Combining static analysis with deep learning for type inference and code editing
Access full-text files
Date
Authors
Journal Title
Journal ISSN
Volume Title
Publisher
Abstract
For many programming tasks, state-of-the-art machine learning techniques treat programs as sequences of tokens and encode only local syntactic information. While this approach has achieved impressive results on tasks such as code autocompletion and program synthesis, many other tasks require analyzing programs at the project level. In this thesis, we propose techniques that combine lightweight static analysis and code transformations with machine learning to tackle two challenging problems from this category.
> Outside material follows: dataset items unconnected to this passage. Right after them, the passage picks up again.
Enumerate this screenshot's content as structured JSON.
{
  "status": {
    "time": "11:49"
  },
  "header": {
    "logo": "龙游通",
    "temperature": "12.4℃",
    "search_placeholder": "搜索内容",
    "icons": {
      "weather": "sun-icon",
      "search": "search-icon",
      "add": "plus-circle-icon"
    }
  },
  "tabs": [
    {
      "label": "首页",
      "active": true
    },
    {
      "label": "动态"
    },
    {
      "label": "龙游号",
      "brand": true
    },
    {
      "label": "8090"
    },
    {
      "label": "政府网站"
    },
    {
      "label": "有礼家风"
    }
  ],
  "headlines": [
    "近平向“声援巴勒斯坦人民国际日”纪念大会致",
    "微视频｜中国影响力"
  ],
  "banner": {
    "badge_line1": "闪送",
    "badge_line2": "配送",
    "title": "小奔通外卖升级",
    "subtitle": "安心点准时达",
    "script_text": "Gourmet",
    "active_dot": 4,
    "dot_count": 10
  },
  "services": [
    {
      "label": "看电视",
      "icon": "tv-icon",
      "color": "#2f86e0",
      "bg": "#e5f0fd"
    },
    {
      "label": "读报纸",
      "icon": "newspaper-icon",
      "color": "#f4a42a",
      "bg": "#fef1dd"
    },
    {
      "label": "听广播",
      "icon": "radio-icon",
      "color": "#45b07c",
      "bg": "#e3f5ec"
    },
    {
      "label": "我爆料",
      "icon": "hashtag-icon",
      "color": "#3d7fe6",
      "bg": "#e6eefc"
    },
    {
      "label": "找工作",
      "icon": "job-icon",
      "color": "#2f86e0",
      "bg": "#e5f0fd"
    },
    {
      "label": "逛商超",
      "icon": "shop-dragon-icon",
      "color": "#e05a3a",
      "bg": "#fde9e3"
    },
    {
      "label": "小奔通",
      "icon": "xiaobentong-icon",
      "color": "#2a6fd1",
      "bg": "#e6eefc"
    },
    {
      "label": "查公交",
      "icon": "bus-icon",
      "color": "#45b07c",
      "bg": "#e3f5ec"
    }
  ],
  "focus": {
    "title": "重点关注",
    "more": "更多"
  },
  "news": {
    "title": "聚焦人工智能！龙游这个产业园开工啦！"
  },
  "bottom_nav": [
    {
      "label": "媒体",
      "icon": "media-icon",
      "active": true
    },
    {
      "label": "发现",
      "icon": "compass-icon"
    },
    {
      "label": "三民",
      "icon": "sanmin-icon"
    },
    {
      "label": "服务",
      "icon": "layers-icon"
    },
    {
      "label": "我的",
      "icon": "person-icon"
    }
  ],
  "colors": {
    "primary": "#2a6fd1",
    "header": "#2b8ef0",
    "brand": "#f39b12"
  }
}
We first focus on probabilistic type inference, where the goal is to predict missing type annotations for programs written in a gradually typed language like JavaScript and Python. Global information is essential for this task as the model needs to consider how a function is used throughout the project and be aware of the new types defined elsewhere. Our first approach, LambdaNet, uses lightweight static analysis to generate a program abstraction called a type dependency graph, which is then processed by a graph neural network to make type predictions. Our more recent work, TypeT5, models type inference as a code-infilling task and fine-tunes a pre-trained code-infilling model on type annotation labels. To best utilize the transformer model's limited receptive field, TypeT5 uses static analysis to construct a dynamic context for each code element. During inference time, we also propose a sequential decoding scheme to incorporate previously predicted types into the dynamic context, allowing information exchange between distant but related code elements. We then focus on contextual code change prediction, where the goal is to predict how to edit a piece of code based on other relevant changes made elsewhere in the same project. We introduce Coeditor, a fine-tuned CodeT5 model specifically designed for code editing tasks. We again model this task as code infilling using a line-diff-based code change encoding scheme and employ static analysis to form large customized model contexts, ensuring appropriate information for prediction. Coeditor significantly outperforms the best code completion approach in a simplified single-round, single-edit task. In the proposed multi-round, multi-edit setting, Coeditor demonstrates substantial gains by iteratively conditioning on additional user edits. To encourage future research, we open-source our code, data, and model weights, and release a VSCode extension powered by our model for interactive usage.